Het leven van christenen is volgens Petrus bepaald door vreemdelingschap (v. 17). Dit vreemdelingschap is van bijzondere aard. Het wijkt af van bekende categorieën, zoals de immigrant die zijn eigen identiteit koste wat kost wil behouden, zijn dochters thuishoudt, en hoopt dat hij ooit genoeg bij elkaar zal sparen voor een huisje in het geboorteland. Of de toerist die bewonderend door het landschap gaat, overal een ansichtkaart van makend, maar niet beseft dat die aardige serveerster voor 25 cent per uur moet werken en in de keuken wordt misbruikt door haar baas.

Het vreemdelingschap dat Petrus schetst in deze brief is wat anders dan je afzetten tegen de wereld of oppervlakkig betrokken zijn, zonder oog voor de echte problemen in de wereld. Immigranten en toeristen komen van buiten het land binnen. Maar christenen zijn een ander soort vreemdeling. Zij zijn ‘mensen die opnieuw zijn geboren, niet uit vergankelijk maar uit onvergankelijk zaad, door Gods levende en altijd blijvende woord’ (v. 23).

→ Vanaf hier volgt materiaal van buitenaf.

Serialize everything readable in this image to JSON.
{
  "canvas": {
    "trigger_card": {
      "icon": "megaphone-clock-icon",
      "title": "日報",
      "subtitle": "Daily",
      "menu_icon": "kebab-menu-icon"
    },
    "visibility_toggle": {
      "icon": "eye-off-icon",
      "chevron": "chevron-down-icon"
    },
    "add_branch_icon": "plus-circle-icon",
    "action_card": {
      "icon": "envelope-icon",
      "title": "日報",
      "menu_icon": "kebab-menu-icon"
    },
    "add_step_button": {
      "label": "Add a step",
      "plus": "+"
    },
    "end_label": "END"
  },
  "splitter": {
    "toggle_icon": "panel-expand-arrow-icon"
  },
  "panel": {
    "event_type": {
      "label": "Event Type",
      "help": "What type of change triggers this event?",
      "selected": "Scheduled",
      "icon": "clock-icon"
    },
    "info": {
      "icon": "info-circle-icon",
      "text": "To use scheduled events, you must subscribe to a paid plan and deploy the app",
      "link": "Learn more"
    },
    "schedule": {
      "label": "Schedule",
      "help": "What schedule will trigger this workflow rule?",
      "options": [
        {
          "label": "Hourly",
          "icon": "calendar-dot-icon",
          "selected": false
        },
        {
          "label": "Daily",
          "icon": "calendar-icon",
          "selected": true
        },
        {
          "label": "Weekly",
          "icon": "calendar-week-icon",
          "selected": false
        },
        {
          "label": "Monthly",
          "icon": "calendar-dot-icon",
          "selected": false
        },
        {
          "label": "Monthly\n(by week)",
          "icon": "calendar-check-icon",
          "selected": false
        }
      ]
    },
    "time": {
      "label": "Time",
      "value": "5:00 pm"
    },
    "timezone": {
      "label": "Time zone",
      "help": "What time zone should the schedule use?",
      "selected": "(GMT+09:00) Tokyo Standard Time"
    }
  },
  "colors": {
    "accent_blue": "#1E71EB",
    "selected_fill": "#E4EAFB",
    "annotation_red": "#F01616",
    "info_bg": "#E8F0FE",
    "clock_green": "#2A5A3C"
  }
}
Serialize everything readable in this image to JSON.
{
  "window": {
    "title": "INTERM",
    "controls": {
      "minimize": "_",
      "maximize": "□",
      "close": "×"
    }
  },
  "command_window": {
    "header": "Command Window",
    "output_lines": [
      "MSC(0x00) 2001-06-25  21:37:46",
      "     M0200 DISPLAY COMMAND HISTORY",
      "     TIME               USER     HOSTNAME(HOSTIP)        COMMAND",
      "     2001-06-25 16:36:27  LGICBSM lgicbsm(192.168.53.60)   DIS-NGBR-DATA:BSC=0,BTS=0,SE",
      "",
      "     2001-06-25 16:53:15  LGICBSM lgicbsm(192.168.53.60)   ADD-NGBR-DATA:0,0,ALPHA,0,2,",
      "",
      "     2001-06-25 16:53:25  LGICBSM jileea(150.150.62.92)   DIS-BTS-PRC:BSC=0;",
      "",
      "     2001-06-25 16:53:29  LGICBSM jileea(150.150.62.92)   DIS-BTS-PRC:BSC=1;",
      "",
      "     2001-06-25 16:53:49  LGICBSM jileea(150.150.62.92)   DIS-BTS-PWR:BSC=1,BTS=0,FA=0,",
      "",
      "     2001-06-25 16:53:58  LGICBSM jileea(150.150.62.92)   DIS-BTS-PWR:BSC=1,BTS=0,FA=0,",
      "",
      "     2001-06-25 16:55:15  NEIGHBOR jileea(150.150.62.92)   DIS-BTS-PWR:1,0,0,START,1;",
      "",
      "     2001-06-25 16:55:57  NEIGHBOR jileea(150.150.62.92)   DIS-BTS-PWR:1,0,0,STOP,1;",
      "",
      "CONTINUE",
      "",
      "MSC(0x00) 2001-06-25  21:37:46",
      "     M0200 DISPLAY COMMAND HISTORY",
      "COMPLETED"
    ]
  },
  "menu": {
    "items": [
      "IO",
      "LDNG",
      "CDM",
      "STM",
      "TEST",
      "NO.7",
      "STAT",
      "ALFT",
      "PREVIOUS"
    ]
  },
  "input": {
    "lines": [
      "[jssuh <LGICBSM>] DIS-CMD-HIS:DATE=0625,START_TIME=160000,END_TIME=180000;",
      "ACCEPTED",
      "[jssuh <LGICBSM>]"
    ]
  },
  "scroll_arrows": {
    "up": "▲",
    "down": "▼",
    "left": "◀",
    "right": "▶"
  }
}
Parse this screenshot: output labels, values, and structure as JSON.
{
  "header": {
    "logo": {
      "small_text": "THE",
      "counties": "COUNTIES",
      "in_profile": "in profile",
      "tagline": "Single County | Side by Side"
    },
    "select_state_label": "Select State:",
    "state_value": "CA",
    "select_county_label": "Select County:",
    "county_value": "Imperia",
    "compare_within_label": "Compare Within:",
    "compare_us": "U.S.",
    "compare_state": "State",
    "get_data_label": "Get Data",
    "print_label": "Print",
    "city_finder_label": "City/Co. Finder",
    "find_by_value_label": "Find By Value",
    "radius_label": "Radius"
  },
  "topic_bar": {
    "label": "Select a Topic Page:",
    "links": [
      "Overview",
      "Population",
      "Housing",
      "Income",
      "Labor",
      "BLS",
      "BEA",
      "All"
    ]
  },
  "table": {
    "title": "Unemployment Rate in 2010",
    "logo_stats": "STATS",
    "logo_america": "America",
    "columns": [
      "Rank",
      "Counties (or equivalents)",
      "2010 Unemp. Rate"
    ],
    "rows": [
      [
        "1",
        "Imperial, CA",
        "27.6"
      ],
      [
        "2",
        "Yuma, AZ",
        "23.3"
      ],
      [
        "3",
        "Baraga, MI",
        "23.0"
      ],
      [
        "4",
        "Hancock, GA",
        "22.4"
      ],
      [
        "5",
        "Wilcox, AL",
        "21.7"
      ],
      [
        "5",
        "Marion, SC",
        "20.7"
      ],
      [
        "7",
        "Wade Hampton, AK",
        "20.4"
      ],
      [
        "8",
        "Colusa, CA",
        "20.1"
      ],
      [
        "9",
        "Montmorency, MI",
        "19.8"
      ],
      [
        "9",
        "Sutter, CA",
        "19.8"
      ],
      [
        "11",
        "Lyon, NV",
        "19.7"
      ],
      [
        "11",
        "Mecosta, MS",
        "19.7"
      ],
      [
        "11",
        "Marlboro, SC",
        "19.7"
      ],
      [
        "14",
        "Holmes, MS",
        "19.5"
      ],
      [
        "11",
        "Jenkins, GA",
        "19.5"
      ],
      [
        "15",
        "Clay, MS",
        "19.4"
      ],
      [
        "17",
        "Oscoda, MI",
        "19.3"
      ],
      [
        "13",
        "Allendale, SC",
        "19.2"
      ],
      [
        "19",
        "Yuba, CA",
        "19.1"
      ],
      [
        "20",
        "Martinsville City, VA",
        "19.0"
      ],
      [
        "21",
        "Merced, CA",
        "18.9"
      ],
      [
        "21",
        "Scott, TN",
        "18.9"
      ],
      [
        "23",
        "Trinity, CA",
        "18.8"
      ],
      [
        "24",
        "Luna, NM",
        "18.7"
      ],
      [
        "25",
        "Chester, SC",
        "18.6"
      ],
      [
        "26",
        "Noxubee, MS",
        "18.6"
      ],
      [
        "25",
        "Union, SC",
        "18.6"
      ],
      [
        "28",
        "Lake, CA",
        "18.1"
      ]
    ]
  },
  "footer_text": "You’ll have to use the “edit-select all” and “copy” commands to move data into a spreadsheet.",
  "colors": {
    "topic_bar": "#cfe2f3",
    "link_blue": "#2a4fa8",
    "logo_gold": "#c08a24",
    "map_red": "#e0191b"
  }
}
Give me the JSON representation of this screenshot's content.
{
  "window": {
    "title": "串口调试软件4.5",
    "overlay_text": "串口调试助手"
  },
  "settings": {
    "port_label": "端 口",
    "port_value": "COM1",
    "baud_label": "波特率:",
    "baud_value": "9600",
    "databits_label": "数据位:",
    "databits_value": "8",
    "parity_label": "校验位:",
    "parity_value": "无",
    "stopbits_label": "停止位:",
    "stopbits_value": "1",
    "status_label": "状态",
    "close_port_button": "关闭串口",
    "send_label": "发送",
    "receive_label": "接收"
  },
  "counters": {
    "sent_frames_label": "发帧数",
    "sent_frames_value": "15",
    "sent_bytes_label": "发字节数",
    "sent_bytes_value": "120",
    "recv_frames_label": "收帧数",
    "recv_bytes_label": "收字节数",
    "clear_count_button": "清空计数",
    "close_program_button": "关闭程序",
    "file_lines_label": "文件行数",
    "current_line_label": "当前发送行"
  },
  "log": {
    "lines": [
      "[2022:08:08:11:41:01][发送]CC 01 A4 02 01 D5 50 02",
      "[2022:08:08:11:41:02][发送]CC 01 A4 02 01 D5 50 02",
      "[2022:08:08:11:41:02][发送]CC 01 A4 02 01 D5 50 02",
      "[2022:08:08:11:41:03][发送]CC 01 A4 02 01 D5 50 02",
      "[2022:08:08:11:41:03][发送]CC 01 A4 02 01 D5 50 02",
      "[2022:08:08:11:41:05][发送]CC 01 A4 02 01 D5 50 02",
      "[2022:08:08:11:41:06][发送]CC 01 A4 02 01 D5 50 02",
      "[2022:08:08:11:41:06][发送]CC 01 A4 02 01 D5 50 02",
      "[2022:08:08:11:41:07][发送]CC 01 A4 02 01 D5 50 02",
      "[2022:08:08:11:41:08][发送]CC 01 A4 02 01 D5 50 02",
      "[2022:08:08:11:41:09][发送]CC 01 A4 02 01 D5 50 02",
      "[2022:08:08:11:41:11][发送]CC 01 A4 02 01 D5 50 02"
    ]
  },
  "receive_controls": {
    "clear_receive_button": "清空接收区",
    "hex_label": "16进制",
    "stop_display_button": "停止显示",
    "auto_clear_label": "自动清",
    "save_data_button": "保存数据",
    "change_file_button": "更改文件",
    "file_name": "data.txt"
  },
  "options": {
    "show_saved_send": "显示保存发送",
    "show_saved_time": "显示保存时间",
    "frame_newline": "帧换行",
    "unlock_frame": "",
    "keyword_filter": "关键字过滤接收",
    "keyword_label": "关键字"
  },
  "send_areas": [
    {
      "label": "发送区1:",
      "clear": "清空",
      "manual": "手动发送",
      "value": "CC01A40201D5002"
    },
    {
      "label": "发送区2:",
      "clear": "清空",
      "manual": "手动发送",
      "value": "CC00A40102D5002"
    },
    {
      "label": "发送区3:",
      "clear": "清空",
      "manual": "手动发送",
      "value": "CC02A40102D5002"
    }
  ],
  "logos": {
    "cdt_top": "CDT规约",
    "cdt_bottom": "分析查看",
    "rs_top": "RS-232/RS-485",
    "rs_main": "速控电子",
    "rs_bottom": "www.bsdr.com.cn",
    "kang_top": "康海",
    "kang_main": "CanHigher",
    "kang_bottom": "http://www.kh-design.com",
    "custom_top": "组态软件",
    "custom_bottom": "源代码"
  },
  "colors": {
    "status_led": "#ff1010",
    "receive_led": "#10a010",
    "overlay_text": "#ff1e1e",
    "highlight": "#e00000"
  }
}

Christenen, zegt Petrus, zijn niet van buitenaf de wereld binnengekomen als toeristen of immigranten. Zij zijn gewoon mensen uit deze cultuur, uit de stad, uit Nederland. Maar zij zijn ‘opnieuw geboren’. Zij hebben iets meegemaakt, iets gehoord, dat hen heeft veranderd. Alsof je net hebt gehoord dat je zwanger bent en niemand anders weet het. Je hebt een binnenpretje. De dagen gaan sneller, je loopt zomaar te zingen, en de mensen om je heen zeggen: ‘Wat is er toch met je? Weet jij iets wat wij niet weten?’.

Zo, zegt Petrus, zijn jullie vreemdelingen geworden in je eigen land, onder mensen van je eigen taal, mensen van je eigen cultuur. Hoe is dat gebeurd? ‘Door Gods levende en altijd blijvende woord.’ Het gaat hier om een ‘woord’, om nieuws, nieuws dat je leven verandert als je erin gelooft.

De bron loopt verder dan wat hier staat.